Articles
On Being More Than a Nice Family
Be more than a nice family: be loving, devoted, accepting, encouraging, peaceful, prayerful, and forgiving.

I once conducted a funeral for a word. That’s right, a word. True story.
To my credit, it was a particularly offensive word.
It was mid-year, and I confessed to an elementary school teacher friend of mine that I might just have to throw myself in front of a bus if my students used this word one. more. time. to describe a friend, detail a character, tell of an experience or comment on a piece of literature.
What was the word, you ask? “Nice.”
(I know some of you are rolling your eyes right now. Unless you’re a teacher of beginning writers, and then you’re raising your fist in the air with me in solidarity. I see you fellow English educators; I see you.)
My friend suggested the word-funeral, thus banning “nice” from existence for the remainder of the year. (Apparently, among elementary school teachers, this is a thing.)

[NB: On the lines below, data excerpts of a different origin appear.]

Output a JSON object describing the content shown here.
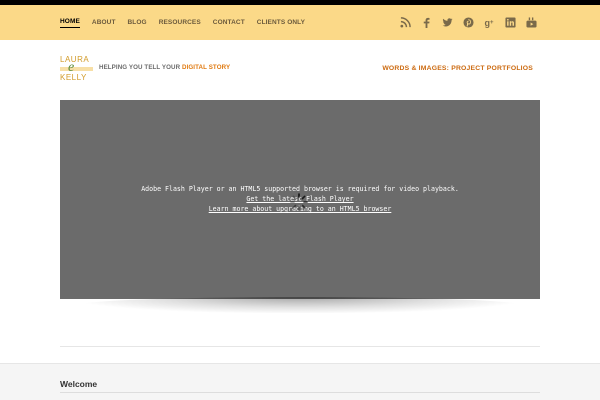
{
  "nav": {
    "items": [
      {
        "label": "HOME",
        "active": true
      },
      {
        "label": "ABOUT",
        "active": false
      },
      {
        "label": "BLOG",
        "active": false
      },
      {
        "label": "RESOURCES",
        "active": false
      },
      {
        "label": "CONTACT",
        "active": false
      },
      {
        "label": "CLIENTS ONLY",
        "active": false
      }
    ]
  },
  "social": {
    "icons": [
      "rss-icon",
      "facebook-icon",
      "twitter-icon",
      "pinterest-icon",
      "google-plus-icon",
      "linkedin-icon",
      "youtube-icon"
    ]
  },
  "header": {
    "logo_line1": "LAURA",
    "logo_e": "e",
    "logo_line3": "KELLY",
    "tagline_prefix": "HELPING YOU TELL YOUR ",
    "tagline_accent": "DIGITAL STORY",
    "portfolio_link": "WORDS & IMAGES: PROJECT PORTFOLIOS"
  },
  "video": {
    "message": "Adobe Flash Player or an HTML5 supported browser is required for video playback.",
    "link1": "Get the latest Flash Player",
    "link2": "Learn more about upgrading to an HTML5 browser"
  },
  "footer": {
    "welcome": "Welcome"
  },
  "colors": {
    "navbar_bg": "#fbd988",
    "accent_orange": "#e07a10",
    "video_bg": "#6b6b6b"
  }
}
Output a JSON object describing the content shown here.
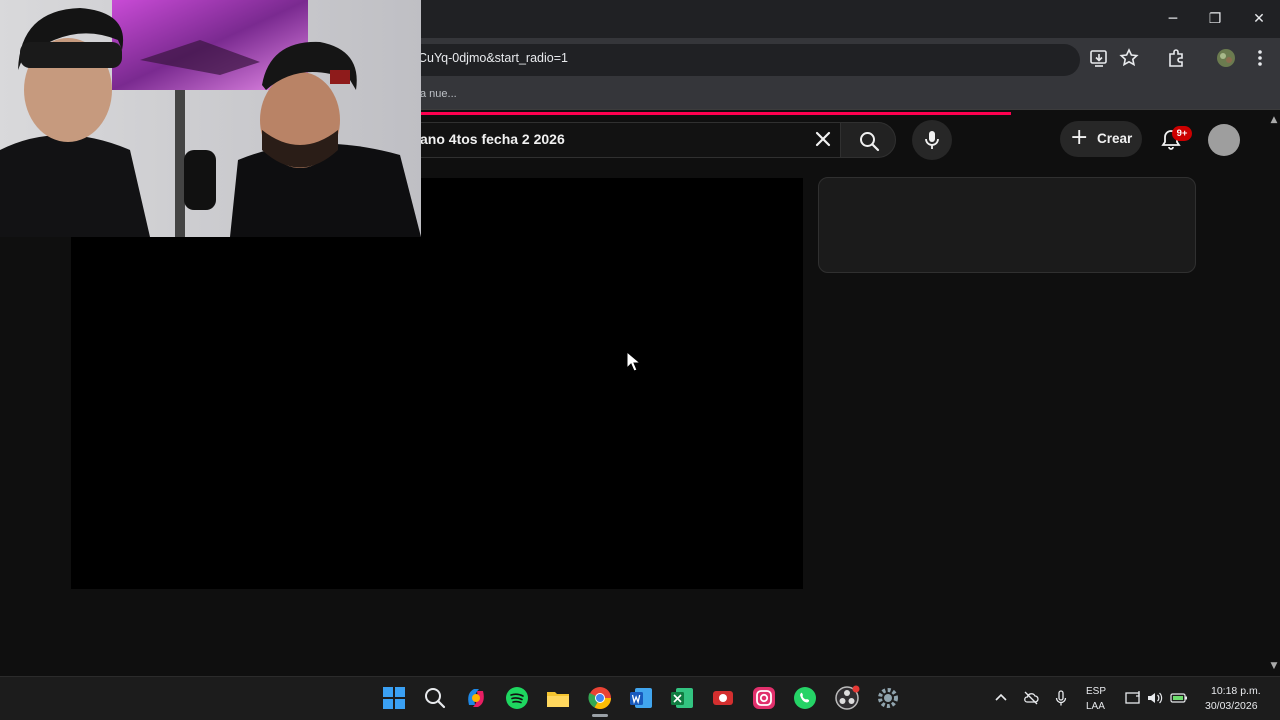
{
  "browser": {
    "window_controls": {
      "minimize": "─",
      "restore": "❐",
      "close": "✕"
    },
    "address_bar": {
      "url": "CuYq-0djmo&start_radio=1"
    },
    "bookmarks_bar": {
      "visible_item": "a nue..."
    },
    "loading_progress": 0.79,
    "toolbar_icons": [
      "install-app-icon",
      "star-icon",
      "extensions-icon",
      "profile-icon",
      "kebab-menu-icon"
    ]
  },
  "youtube": {
    "search": {
      "query": "ano 4tos fecha 2 2026",
      "clear_icon": "close-icon",
      "search_icon": "search-icon",
      "mic_icon": "mic-icon"
    },
    "create_button": {
      "icon": "+",
      "label": "Crear"
    },
    "notifications": {
      "badge": "9+"
    },
    "colors": {
      "progress": "#ff0050",
      "badge": "#cc0000",
      "background": "#0f0f0f"
    }
  },
  "taskbar": {
    "apps": [
      "windows-start-icon",
      "search-icon",
      "copilot-icon",
      "spotify-icon",
      "file-explorer-icon",
      "chrome-icon",
      "word-icon",
      "excel-icon",
      "red-app-icon",
      "instagram-icon",
      "whatsapp-icon",
      "obs-icon",
      "settings-icon"
    ],
    "tray": {
      "language": {
        "code": "ESP",
        "layout": "LAA"
      },
      "clock": {
        "time": "10:18 p.m.",
        "date": "30/03/2026"
      }
    }
  }
}
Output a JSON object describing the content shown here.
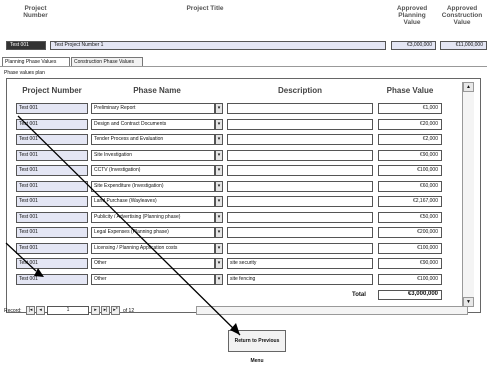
{
  "header": {
    "project_number_label": "Project Number",
    "project_title_label": "Project Title",
    "approved_planning_label": "Approved Planning Value",
    "approved_construction_label": "Approved Construction Value",
    "project_number_value": "Test 001",
    "project_title_value": "Test Project Number 1",
    "approved_planning_value": "€3,000,000",
    "approved_construction_value": "€11,000,000"
  },
  "tabs": [
    {
      "label": "Planning Phase Values",
      "active": true
    },
    {
      "label": "Construction Phase Values",
      "active": false
    }
  ],
  "subform": {
    "caption": "Phase values plan",
    "columns": [
      "Project Number",
      "Phase Name",
      "Description",
      "Phase Value"
    ],
    "rows": [
      {
        "project": "Test 001",
        "phase": "Preliminary Report",
        "description": "",
        "value": "€1,000"
      },
      {
        "project": "Test 001",
        "phase": "Design and Contract Documents",
        "description": "",
        "value": "€20,000"
      },
      {
        "project": "Test 001",
        "phase": "Tender Process and Evaluation",
        "description": "",
        "value": "€2,000"
      },
      {
        "project": "Test 001",
        "phase": "Site Investigation",
        "description": "",
        "value": "€90,000"
      },
      {
        "project": "Test 001",
        "phase": "CCTV (Investigation)",
        "description": "",
        "value": "€100,000"
      },
      {
        "project": "Test 001",
        "phase": "Site Expenditure (Investigation)",
        "description": "",
        "value": "€60,000"
      },
      {
        "project": "Test 001",
        "phase": "Land Purchase (Wayleaves)",
        "description": "",
        "value": "€2,167,000"
      },
      {
        "project": "Test 001",
        "phase": "Publicity / Advertising (Planning phase)",
        "description": "",
        "value": "€50,000"
      },
      {
        "project": "Test 001",
        "phase": "Legal Expenses (Planning phase)",
        "description": "",
        "value": "€200,000"
      },
      {
        "project": "Test 001",
        "phase": "Licensing / Planning Application costs",
        "description": "",
        "value": "€100,000"
      },
      {
        "project": "Test 001",
        "phase": "Other",
        "description": "site security",
        "value": "€90,000"
      },
      {
        "project": "Test 001",
        "phase": "Other",
        "description": "site fencing",
        "value": "€100,000"
      }
    ],
    "total_label": "Total",
    "total_value": "€3,000,000"
  },
  "record_nav": {
    "label": "Record:",
    "current": "1",
    "of_text": "of 12"
  },
  "footer": {
    "return_button": "Return to Previous Menu"
  },
  "colors": {
    "field_fill": "#e4e6f4",
    "border": "#555555"
  }
}
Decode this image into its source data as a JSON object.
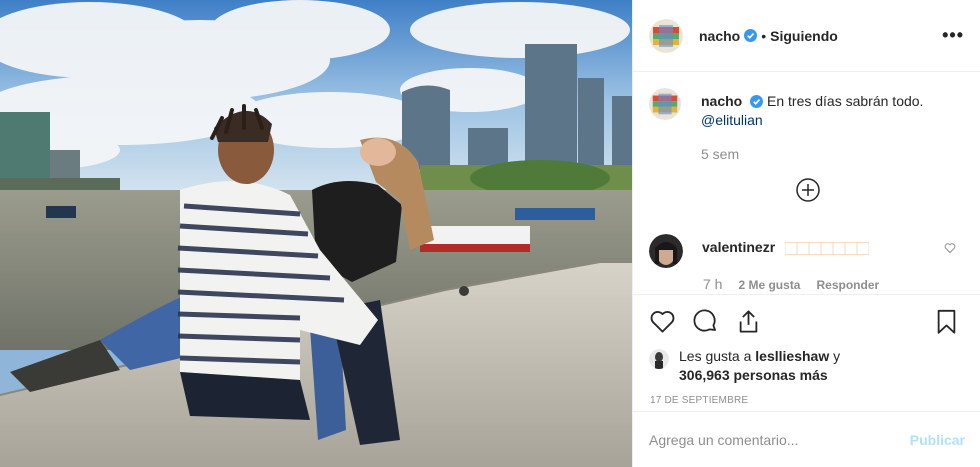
{
  "post": {
    "author": "nacho",
    "follow_status": "Siguiendo",
    "separator": "•",
    "more_label": "•••",
    "caption_text": "En tres días sabrán todo.",
    "caption_mention": "@elitulian",
    "age": "5 sem"
  },
  "comment": {
    "user": "valentinezr",
    "text": "🏻🏻🏻🏻🏻🏻🏻",
    "time": "7 h",
    "likes": "2 Me gusta",
    "reply": "Responder"
  },
  "actions": {
    "like_icon": "heart-icon",
    "comment_icon": "comment-icon",
    "share_icon": "share-icon",
    "save_icon": "bookmark-icon"
  },
  "likes": {
    "prefix": "Les gusta a",
    "user": "lesllieshaw",
    "and": "y",
    "count": "306,963 personas más"
  },
  "date": "17 de septiembre",
  "add_comment": {
    "placeholder": "Agrega un comentario...",
    "publish": "Publicar"
  },
  "colors": {
    "verified": "#3897f0",
    "link": "#003569",
    "muted": "#8e8e8e",
    "publish_disabled": "#b2dffc"
  }
}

At first students joked: “Your shirt is so ‘nice’ today, Mrs. Owens.” “That book we’re reading right now is really ‘nice,’ Mrs. Owens.” “Don’t you think the weather is ‘nice,’ Mrs. Owens?”
(Very funny.)
Soon after, however, students queried, “If we can’t use the word ‘nice,’ what word can we use?”
And that is where the true education began. We talked of thesauruses and word pictures and showing versus telling. It was so exciting, their enthusiasm for better word choice and truer description and sharper detail.
Not too long ago, someone described my family as being “nice.” After resisting the urge to leap in front of the closest public transportation, I listened as the person struggled to explain. “Your girls are so ‘nice’ to each other; they’re so ‘nice’ to you. How did your family get to be so ‘nice?'”
Don’t get me wrong, her assessment of our family made my heart soar! But also, I wondered later, what DOES it mean to be a “nice” family?
The Bible lays out some clear instructions for how we should treat one another — for how to be “nice.” We are to:
- Love one another (John 15:12)
- Be devoted to one another (Romans 12:10)
- Build one another up (Ephesians 4:29)
- Accept one another (Romans 15:7)
- Instruct one another (Romans 15:14)
- Serve one another (Galatians 5:13)
- Carry one another’s burdens (Galatians 6:2)
- Encourage one another (1 Thessalonians 5:11)
- Be at peace with one another (Mark 9:50)
- Rejoice with one another (1 Corinthians 12:26)
- Pray for one another (James 5:16)
- Forgive one another (Ephesians 4:32)
If we want our kids to be more than just “nice” to us and to one another and to their friends and beyond, we need to help them understand with truer description and sharper detail what being “nice” means.
And so we offer you Undivided: Living FOR and Not Just WITH One Another. It’s a simple, easy-to-use family devotional that will help you take your entire family through each of the “one another” passages above to see with greater clarity what it really means to be a “nice” family according to Scripture.
Our prayer is that together, you’ll be more than just a nice family … that you’ll be loving, devoted, accepting, encouraging, peaceful, prayerful, forgiving — and that as you grow in these areas, you’ll become a family undivided by the pressures and distractions and temptations of this fallen world.